Budhlada is 70 km away from Bathinda and is situated on the Delhi-Ferozpur rail line. A popular Gurudwara Braham Bunga is located in Dodra, 10 km from Budhlada. Every year, three main संगम (Gathering place) are held at Dodra in the months of March, September, and December. Sangat from all over the world comes over during these संगम events to take laha. The city is connected by rail and road to the cities Punjab and Haryana. Budhlada may not have as many tourist attractions as some of the other cities in Punjab, it does offer a few interesting places to visit which include Krishna Mandir, Shiva Mandir, Hanuman Mandir, Gurudwara Shri Guru Teg Bahadur Sahib, Guru Nanak College, YLS Academy of Education, Jagat Resorts, Pool Centre, New Judicial Court complex, ITI Stadium and Bharati Palace, Ram Bagh (park).

==Education==
The city has several schools that offer primary, secondary, and higher secondary education.
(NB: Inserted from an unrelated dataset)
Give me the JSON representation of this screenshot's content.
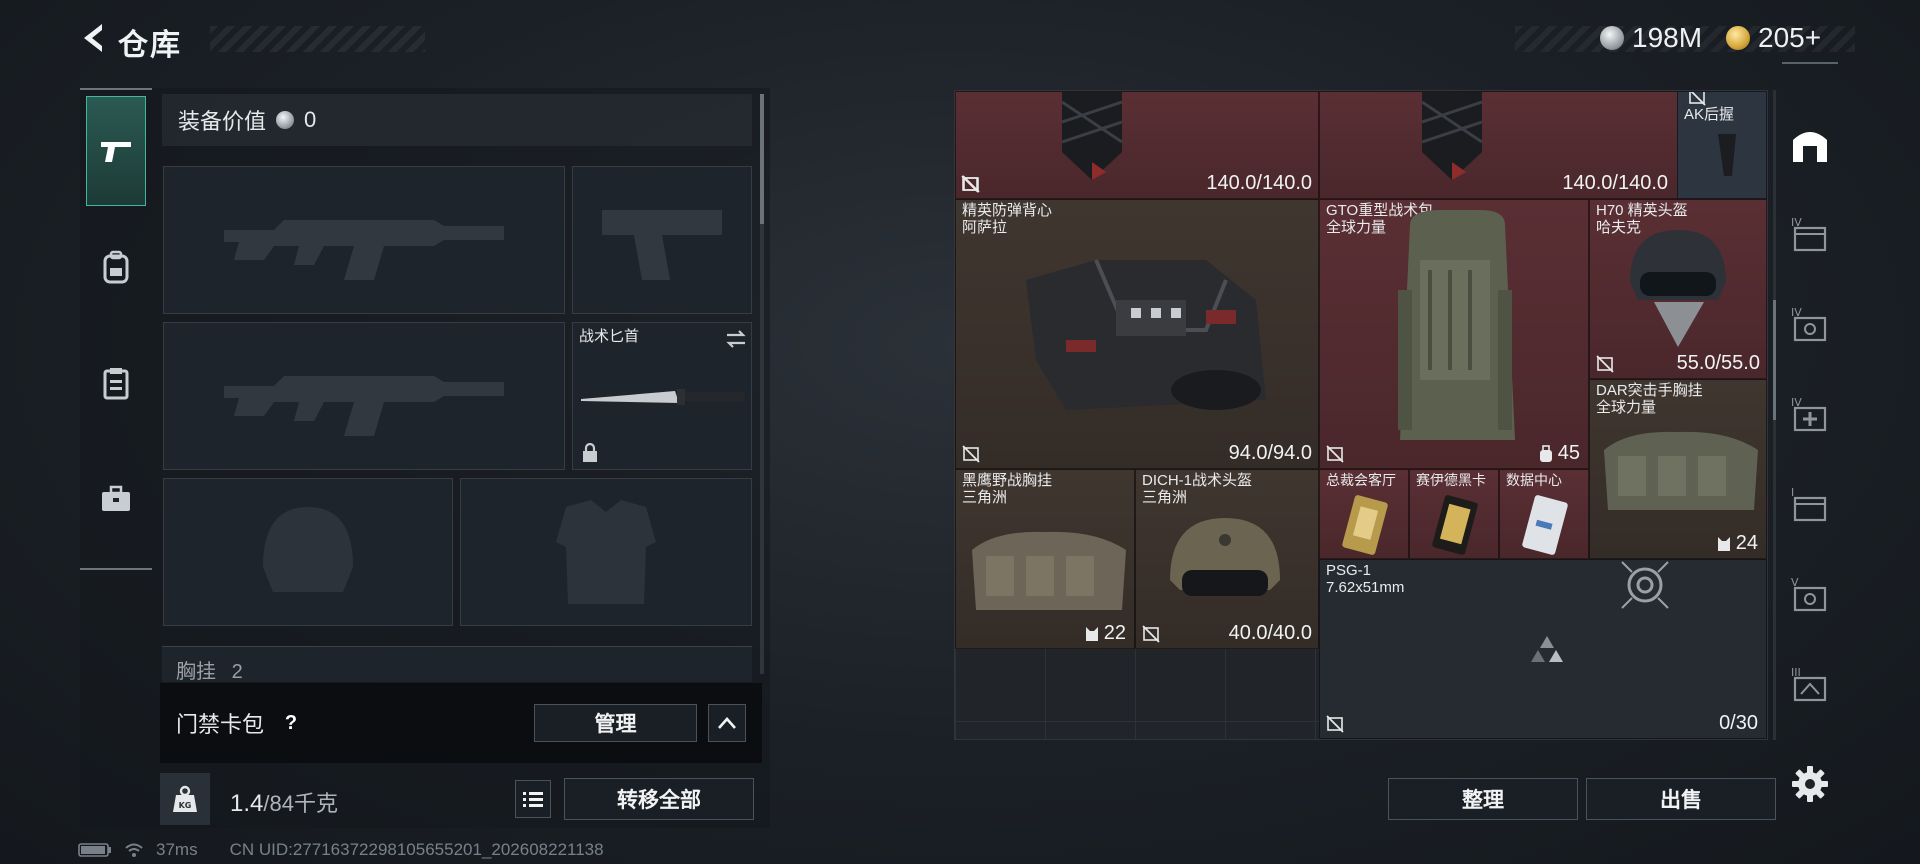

Some of the most prominent government schools in the town include the Captain KK Gaur Girls School and Government Boys Senior Secondary School. There are some private institutes in the city for engineering and medical entrance examinations. National Institute of Computer Education and the ITI (Industrial Training Institute) offer technical education to the students. There is one government-funded college as well.The leading educational institutions of the area are Guru Nanak College, LADM DAV Public School, and Manu Vatika Day Boarding School.